Wat bepaalt of iemand een voor- of tegenstander is? In de eerste plaats zijn werknemers die al een bedrijfswagen bezitten minder geneigd om te kiezen voor het mobiliteitsbudget; mensen zijn nu eenmaal gewoontedieren. Werknemers zonder bedrijfswagen, die bijvoorbeeld de fiets nemen naar het werk, staan meer open voor alternatieven.

Daarnaast spelen kenmerken zoals welk diploma je bezit, hoe vlot het openbaar vervoer is in jouw buurt en hoe ver de afstand is tot je werk ook een rol.
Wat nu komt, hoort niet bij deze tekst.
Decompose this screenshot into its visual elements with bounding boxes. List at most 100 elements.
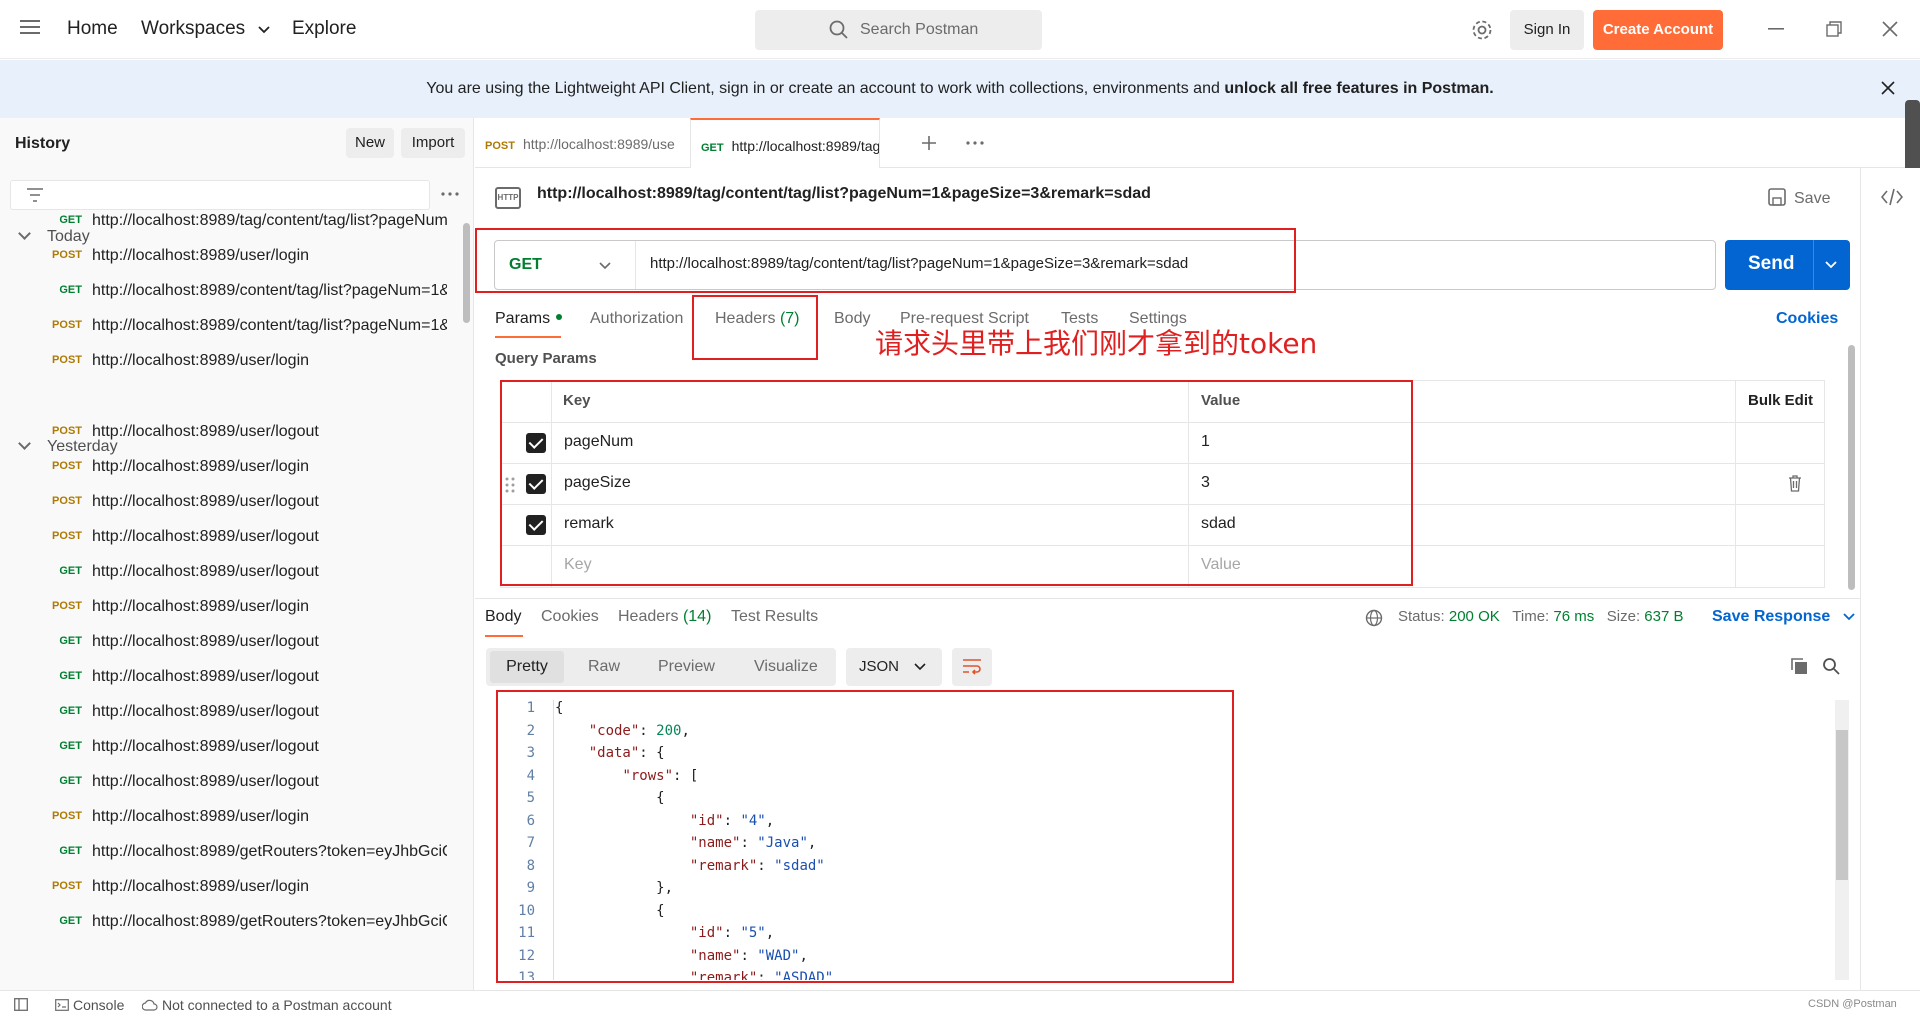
history-item-url: http://localhost:8989/user/logout (92, 668, 319, 685)
history-item[interactable]: GET http://localhost:8989/user/logout (0, 730, 460, 765)
view-visualize[interactable]: Visualize (754, 658, 818, 676)
tab-response-headers[interactable]: Headers (14) (618, 608, 711, 626)
history-item-method: GET (59, 775, 82, 787)
line-number: 1 (526, 700, 535, 716)
code-text: "remark": "sdad" (689, 857, 825, 874)
wrap-lines-button[interactable] (952, 648, 992, 686)
response-divider[interactable] (475, 598, 1860, 599)
chevron-down-icon[interactable] (1825, 261, 1837, 269)
close-banner-icon[interactable] (1880, 80, 1896, 96)
view-pretty[interactable]: Pretty (490, 651, 564, 683)
add-tab-icon[interactable] (921, 135, 937, 151)
new-button[interactable]: New (346, 128, 394, 158)
format-select[interactable]: JSON (846, 648, 942, 686)
view-preview[interactable]: Preview (658, 658, 715, 676)
save-label: Save (1794, 190, 1831, 207)
cookies-link[interactable]: Cookies (1776, 310, 1838, 328)
minimize-icon[interactable] (1768, 28, 1784, 30)
history-item[interactable]: GET http://localhost:8989/user/logout (0, 625, 460, 660)
create-account-button[interactable]: Create Account (1593, 10, 1723, 50)
line-number: 6 (526, 812, 535, 829)
console-button[interactable]: Console (55, 997, 124, 1013)
sidebar-scrollbar[interactable] (463, 223, 470, 323)
tab-response-cookies[interactable]: Cookies (541, 608, 599, 626)
history-item[interactable]: POST http://localhost:8989/user/logout (0, 520, 460, 555)
account-status[interactable]: Not connected to a Postman account (141, 997, 392, 1013)
history-item[interactable]: POST http://localhost:8989/user/logout (0, 485, 460, 520)
search-bar[interactable]: Search Postman (755, 10, 1042, 50)
history-item[interactable]: GET http://localhost:8989/content/tag/lis… (0, 274, 460, 309)
request-scrollbar[interactable] (1848, 345, 1855, 590)
info-banner: You are using the Lightweight API Client… (0, 60, 1920, 118)
history-item-method: POST (52, 249, 82, 261)
history-item[interactable]: POST http://localhost:8989/user/login (0, 590, 460, 625)
history-item-url: http://localhost:8989/user/login (92, 247, 310, 264)
close-icon[interactable] (1882, 21, 1898, 37)
copy-icon[interactable] (1790, 657, 1808, 675)
history-item[interactable]: POST http://localhost:8989/user/login (0, 870, 460, 905)
tab-response-body[interactable]: Body (485, 608, 521, 626)
history-item-method: POST (52, 530, 82, 542)
history-item[interactable]: GET http://localhost:8989/getRouters?toke… (0, 835, 460, 870)
code-text: { (555, 902, 665, 919)
explore-link[interactable]: Explore (292, 18, 356, 40)
sidebar-toggle-icon[interactable] (14, 998, 28, 1011)
tab-label: http://localhost:8989/tag/content/tag/li… (731, 138, 880, 154)
line-number: 3 (526, 745, 535, 761)
menu-icon[interactable] (20, 20, 40, 36)
tab-more-icon[interactable] (966, 141, 984, 145)
sign-in-button[interactable]: Sign In (1510, 10, 1584, 50)
console-icon (55, 999, 69, 1011)
line-number: 5 (526, 790, 535, 806)
history-item-method: GET (59, 845, 82, 857)
code-text: "id": "4", (689, 812, 775, 829)
line-number: 12 (518, 947, 535, 964)
response-body-code[interactable]: 1{2 "code": 200, 3 "data": {4 "rows": [5 … (495, 700, 1850, 980)
history-item[interactable]: GET http://localhost:8989/user/logout (0, 660, 460, 695)
search-icon (829, 20, 848, 39)
home-link[interactable]: Home (67, 18, 118, 40)
history-item[interactable]: GET http://localhost:8989/user/logout (0, 765, 460, 800)
history-item-method: GET (59, 565, 82, 577)
globe-icon[interactable] (1365, 609, 1383, 627)
workspaces-menu[interactable]: Workspaces (141, 18, 271, 40)
view-raw[interactable]: Raw (588, 658, 620, 676)
tab-params[interactable]: Params (495, 310, 563, 328)
trash-icon[interactable] (1788, 475, 1802, 492)
status-value: 200 OK (1448, 608, 1500, 625)
more-options-icon[interactable] (441, 192, 459, 196)
history-item[interactable]: GET http://localhost:8989/user/logout (0, 555, 460, 590)
tab-get-tag-list[interactable]: GET http://localhost:8989/tag/content/tag… (690, 118, 880, 168)
annotation-box-params (500, 380, 1413, 586)
tab-authorization[interactable]: Authorization (590, 310, 683, 328)
save-response-button[interactable]: Save Response (1712, 608, 1855, 626)
account-label: Not connected to a Postman account (162, 997, 392, 1013)
send-button[interactable]: Send (1725, 240, 1850, 290)
history-item[interactable]: POST http://localhost:8989/user/login (0, 239, 460, 274)
tab-post-login[interactable]: POST http://localhost:8989/user/login (485, 118, 675, 168)
history-item[interactable]: POST http://localhost:8989/user/logout (0, 415, 460, 450)
code-scrollbar[interactable] (1835, 700, 1849, 980)
search-response-icon[interactable] (1822, 657, 1840, 675)
history-item[interactable]: POST http://localhost:8989/user/login (0, 800, 460, 835)
import-button[interactable]: Import (401, 128, 465, 158)
history-item[interactable]: GET http://localhost:8989/getRouters?toke… (0, 905, 460, 940)
code-text: { (555, 790, 665, 806)
history-item[interactable]: POST http://localhost:8989/user/login (0, 450, 460, 485)
tab-test-results[interactable]: Test Results (731, 608, 818, 626)
restore-icon[interactable] (1826, 21, 1842, 37)
time-value: 76 ms (1553, 608, 1595, 625)
save-button[interactable]: Save (1768, 188, 1830, 208)
history-item[interactable]: POST http://localhost:8989/user/login (0, 344, 460, 379)
save-icon (1768, 188, 1786, 206)
banner-bold-text: unlock all free features in Postman. (1224, 80, 1494, 97)
history-item[interactable]: GET http://localhost:8989/tag/content/tag… (0, 204, 460, 239)
annotation-box-headers (692, 295, 818, 360)
code-snippet-icon[interactable] (1881, 188, 1903, 206)
gear-icon[interactable] (1470, 18, 1494, 42)
history-item[interactable]: POST http://localhost:8989/content/tag/li… (0, 309, 460, 344)
tab-body[interactable]: Body (834, 310, 870, 328)
cloud-off-icon (141, 999, 158, 1011)
bulk-edit-button[interactable]: Bulk Edit (1748, 392, 1813, 409)
history-item[interactable]: GET http://localhost:8989/user/logout (0, 695, 460, 730)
Als je bijvoorbeeld dicht bij je werk woont, kan je makkelijker overstappen op de fiets of het openbaar vervoer. Kortom, om het woon-werkverkeer te verduurzamen, moeten we dichter bij onze werkplaats wonen.
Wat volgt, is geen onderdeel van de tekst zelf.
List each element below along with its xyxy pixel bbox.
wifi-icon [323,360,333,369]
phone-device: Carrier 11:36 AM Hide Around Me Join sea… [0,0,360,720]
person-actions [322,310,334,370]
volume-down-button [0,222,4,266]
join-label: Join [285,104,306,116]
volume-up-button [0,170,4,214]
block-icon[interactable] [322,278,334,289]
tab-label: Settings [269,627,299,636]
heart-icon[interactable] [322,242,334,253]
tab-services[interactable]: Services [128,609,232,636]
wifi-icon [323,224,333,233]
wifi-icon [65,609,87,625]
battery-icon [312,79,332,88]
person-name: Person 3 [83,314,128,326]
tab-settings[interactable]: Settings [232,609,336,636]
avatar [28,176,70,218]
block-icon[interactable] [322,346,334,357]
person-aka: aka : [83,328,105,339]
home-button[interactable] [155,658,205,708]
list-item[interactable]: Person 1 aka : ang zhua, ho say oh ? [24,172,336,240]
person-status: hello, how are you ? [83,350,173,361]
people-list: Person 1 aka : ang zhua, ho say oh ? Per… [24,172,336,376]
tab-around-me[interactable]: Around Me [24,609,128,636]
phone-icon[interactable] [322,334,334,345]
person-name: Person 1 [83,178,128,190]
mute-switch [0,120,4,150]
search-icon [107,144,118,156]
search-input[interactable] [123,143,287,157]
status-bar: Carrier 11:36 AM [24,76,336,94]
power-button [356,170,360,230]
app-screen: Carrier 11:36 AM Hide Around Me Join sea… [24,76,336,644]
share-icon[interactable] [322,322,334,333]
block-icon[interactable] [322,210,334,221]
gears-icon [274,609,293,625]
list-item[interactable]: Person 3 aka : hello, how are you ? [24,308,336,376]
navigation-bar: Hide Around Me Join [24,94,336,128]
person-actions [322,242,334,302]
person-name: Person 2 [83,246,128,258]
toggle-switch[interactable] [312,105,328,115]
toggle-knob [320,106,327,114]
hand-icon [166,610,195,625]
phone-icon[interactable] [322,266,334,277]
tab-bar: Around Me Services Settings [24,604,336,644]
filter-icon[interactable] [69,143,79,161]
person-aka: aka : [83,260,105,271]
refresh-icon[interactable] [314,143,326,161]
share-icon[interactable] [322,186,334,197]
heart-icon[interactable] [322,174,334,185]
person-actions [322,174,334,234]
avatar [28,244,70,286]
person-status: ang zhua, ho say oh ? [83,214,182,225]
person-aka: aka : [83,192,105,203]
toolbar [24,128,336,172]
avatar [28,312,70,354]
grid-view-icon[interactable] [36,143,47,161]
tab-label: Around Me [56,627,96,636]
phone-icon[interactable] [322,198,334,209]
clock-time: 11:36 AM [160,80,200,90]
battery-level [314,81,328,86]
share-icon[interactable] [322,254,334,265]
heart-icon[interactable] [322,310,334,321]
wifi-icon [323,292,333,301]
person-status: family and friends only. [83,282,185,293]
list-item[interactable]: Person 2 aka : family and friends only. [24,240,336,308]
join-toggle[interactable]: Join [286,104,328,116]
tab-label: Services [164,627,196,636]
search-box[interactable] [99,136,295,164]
Dit sluit aan bij één van de mogelijke alternatieven binnen het mobiliteitsbudget, namelijk het financieren van de huisvestingskosten. Momenteel kan dit enkel binnen een straal van tien kilometer rond de werkplek, waardoor het werknemers kan aanmoedigen om dichter bij het werk te wonen.

Het ideale (mobiliteits-)pakket

Stel dat werknemers het mobiliteitsbudget krijgen aangeboden, hoe zouden ze dit dan invullen? Aan de hand van een keuze-experiment of stated preference analyse bepaalde Beckers aan welke opties ze het meeste belang hechten.

Ze stelde 16 verschillende “pakketten” samen. Elk pakket bevat de elementen “bedrijfswagen”, “fiets”, “openbaar vervoer”, “extra verlofdagen” en “extra bonussen”, die op hun beurt bestaan uit verschillende niveaus (zie Figuur 1). Een voorbeeld van zo’n pakket is:

  • Geen bedrijfswagen
  • Een elektrische fiets
  • Een treinabonnement in eerste klasse
  • 6 extra verlofdagen
  • € 6 000 extra bonus (per jaar)

schematische voorstelling van het mobiliteitsbudget
Figuur 1

In haar enquête konden respondenten 16 keer kiezen tussen twee verschillende pakketten. Op basis van de keuzes van 229 respondenten kon ze bepalen welke elementen de voorkeur genieten.

Het meest gekozen pakket bevat een bedrijfswagen van de hoogste categorie, een elektrische fiets, een treinabonnement in eerste klasse, 6 extra verlofdagen en een extra bonus van € 6 000; alle elementen die het meeste waard zijn dus.

Welk pakket ze kiezen blijkt het meeste beïnvloed door de elementen ‘verlof’ en ‘bedrijfswagen’. Momenteel maken extra verlofdagen nog geen deel uit van het wettelijk mobiliteitsbudget in Vlaanderen, maar dit lijkt wel heel populair. Beckers stelt daarom voor om het mobiliteitsbudget te linken aan andere vormen van inspraak in het loon, zoals het geval is bij het cafetariaplan.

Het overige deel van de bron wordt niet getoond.